Where do political problems come from? Following Aristotle's definition, politics is the study of how human beings ought to order their lives together. It is, in the deepest sense, a study of human nature. Political problems, then, are human problems. Human problems have a multitude of sources. The source of our greatest problems is easiest to name: sin, or moral evil. Evil unquestionably causes disorder in politics. Its faces are many: Distrust, dishonesty, violence, arrogance, betrayal, the desire for power over others, to name a few. Sin is the ultimate problem and the problem that condemns us and causes the greatest disorders and evils. But is it the only problem? Father James Schall teaches us that it is not the only political problem
... finiteness, which is itself a good, is also responsible for much of the disorder in the world, as well as for much of the good. We cannot equate evil and disorder without further qualifications. This is another way of saying that man has a real task in the world itself, that the existence of God does not obviate the existence of man. Man's place and task in the world are, therefore, significant. They involve essentially the eradication of the cruder limits of finiteness by knowledge and experience. The world is there to be put in order by man. This is the primary political and social mission of the race precisely as the mortals who will pass through the world. This means too that man is dignified by God precisely by not having been given everything in a complete form. A good deal of the inflexibility and difficulty we experience, then, is due to the fact that man only slowly learns to attack the real problems before him because he it is who must learn to cope with his own life on Earth. Our generation begins to solve the problems the previous age suffered under. Yet, a new generation may forget or ignore the lessons of the previous ages. There is no necessary progress. And this is why the study of history is always fruitful, for men before our time really did know things, things we may well not know.

The limits of finitude, consequently, are expanded by labor and patience, by knowledge and memory. At this point, one further theological observation is worth making. If a man thinks that all of the suffering and disorder in the world are due, with no further qualification, to human evil and not also to finiteness, then he will end up logically by calling the human condition, as such, evil. He will probably even rebel at being a man at all since that involves, in part, the recognition of finiteness as a good, not an absolute good, but a good nonetheless. Indeed, I think a good part of the political turmoil in recent years has been the result of precisely this intellectual confusion...

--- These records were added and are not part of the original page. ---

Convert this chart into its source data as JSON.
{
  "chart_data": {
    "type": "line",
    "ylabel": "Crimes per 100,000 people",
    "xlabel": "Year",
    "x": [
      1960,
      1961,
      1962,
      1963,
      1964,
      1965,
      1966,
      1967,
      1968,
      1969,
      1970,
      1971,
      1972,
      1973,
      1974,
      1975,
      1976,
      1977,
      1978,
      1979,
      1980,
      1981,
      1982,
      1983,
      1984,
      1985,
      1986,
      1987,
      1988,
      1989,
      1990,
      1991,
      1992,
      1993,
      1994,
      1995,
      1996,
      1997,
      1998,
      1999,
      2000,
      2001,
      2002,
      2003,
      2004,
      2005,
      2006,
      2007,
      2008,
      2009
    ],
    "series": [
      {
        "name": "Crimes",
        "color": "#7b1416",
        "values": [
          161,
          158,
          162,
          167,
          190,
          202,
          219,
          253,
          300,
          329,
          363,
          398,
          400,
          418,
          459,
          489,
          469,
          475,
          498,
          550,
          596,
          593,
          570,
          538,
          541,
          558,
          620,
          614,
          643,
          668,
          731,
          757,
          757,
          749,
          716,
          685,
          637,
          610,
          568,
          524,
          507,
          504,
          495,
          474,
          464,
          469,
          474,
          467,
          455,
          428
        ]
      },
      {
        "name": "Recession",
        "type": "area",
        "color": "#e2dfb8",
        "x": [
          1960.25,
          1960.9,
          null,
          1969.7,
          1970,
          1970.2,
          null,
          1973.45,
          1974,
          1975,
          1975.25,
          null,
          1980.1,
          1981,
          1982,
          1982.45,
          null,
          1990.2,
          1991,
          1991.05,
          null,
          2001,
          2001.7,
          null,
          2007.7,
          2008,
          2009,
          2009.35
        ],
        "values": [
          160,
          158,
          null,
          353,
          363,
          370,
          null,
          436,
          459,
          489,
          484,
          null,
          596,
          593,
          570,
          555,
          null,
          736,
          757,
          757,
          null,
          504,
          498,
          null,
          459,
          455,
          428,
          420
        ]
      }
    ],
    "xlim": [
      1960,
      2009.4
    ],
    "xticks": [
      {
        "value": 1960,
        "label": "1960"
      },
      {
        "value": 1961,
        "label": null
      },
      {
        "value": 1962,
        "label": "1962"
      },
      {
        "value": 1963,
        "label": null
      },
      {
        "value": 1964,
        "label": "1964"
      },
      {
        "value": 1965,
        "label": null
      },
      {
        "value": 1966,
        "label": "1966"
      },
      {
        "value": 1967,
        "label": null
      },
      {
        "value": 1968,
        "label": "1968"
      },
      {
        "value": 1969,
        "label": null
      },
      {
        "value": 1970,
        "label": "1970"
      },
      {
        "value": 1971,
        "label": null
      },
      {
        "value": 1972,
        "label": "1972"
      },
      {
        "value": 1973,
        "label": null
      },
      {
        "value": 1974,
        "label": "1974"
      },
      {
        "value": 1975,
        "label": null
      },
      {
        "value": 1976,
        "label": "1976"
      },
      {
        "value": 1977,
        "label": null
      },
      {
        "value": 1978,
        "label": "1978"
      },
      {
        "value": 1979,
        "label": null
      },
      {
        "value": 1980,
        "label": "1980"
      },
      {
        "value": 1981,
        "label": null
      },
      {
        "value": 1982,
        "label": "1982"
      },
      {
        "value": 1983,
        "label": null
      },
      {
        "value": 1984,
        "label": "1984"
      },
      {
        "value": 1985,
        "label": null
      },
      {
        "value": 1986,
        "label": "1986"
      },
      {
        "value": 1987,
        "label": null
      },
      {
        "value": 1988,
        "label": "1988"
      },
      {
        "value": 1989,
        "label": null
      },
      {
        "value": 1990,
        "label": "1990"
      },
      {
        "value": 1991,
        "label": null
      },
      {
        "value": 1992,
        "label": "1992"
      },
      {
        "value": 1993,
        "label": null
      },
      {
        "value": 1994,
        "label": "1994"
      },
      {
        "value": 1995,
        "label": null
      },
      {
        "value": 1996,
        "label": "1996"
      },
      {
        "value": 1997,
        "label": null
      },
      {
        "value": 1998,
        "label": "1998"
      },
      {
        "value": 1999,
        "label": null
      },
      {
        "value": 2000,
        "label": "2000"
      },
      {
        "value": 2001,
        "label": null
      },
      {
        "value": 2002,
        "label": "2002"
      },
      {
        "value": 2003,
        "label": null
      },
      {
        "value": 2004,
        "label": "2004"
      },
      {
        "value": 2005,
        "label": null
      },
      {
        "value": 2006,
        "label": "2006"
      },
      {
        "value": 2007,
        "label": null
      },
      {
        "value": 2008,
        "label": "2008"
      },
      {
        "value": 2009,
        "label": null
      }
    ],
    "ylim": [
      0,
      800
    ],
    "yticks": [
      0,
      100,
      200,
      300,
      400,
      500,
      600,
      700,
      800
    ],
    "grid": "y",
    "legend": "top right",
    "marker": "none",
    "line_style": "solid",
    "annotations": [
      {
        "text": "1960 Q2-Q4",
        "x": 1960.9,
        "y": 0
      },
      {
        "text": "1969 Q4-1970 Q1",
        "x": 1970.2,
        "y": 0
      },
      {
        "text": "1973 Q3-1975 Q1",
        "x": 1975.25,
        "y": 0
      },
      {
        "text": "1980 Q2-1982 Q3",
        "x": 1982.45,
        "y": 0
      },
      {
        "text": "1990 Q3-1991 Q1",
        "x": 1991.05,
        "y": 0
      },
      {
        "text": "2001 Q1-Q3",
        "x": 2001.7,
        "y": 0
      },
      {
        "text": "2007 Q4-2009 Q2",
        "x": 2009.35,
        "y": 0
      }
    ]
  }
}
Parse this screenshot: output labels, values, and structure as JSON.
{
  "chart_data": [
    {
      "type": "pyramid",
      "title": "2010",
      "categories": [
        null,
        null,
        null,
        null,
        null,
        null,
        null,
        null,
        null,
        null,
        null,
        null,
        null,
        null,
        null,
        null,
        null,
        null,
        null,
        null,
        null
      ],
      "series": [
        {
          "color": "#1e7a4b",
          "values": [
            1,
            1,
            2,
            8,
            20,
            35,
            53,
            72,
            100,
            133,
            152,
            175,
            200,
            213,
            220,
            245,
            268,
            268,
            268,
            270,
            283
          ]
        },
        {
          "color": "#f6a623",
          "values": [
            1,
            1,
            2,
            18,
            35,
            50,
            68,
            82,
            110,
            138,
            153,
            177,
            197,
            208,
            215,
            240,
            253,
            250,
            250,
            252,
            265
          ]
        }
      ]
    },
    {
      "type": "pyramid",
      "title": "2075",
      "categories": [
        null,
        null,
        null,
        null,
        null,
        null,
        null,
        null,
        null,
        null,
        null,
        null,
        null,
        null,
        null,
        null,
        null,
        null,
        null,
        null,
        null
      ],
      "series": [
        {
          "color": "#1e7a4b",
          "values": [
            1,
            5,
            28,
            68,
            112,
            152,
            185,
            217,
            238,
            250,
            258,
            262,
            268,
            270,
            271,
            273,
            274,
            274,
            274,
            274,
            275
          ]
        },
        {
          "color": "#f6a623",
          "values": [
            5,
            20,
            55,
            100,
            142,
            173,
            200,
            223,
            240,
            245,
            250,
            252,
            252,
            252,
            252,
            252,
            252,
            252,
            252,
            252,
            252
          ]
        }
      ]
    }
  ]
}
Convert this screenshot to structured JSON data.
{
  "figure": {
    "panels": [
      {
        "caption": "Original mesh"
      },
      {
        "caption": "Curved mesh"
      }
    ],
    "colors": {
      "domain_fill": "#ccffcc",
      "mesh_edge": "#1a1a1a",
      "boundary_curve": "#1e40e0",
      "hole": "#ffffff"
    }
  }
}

- Father James Schall, S.J., "Christianity and Politics" pp. 86-87
This is an abstract point, but it seems to me to be something that is not often considered. Human beings are finite, the choices we make are limited. We have to decide to DO something, and there may be many courses of action that are valid and good. This multitude of good paths to choose from causes disorder in politics. We must organize ourselves somehow. We need to deliberate and choose between different courses of action.

This is perhaps why Aquinas held that, contrary to Madison, angels needed government. They are without sin, but they are finite creatures. Being finite creatures, their potentiality is limited, and therefore must decide what to do. They need to organize themselves in action to be efficient. This need for organization can cause disorder (perhaps not nearly as much disorder for angels, whose intellect is held to be greatly superior to ours).

I think there's a lot to this idea of finitude.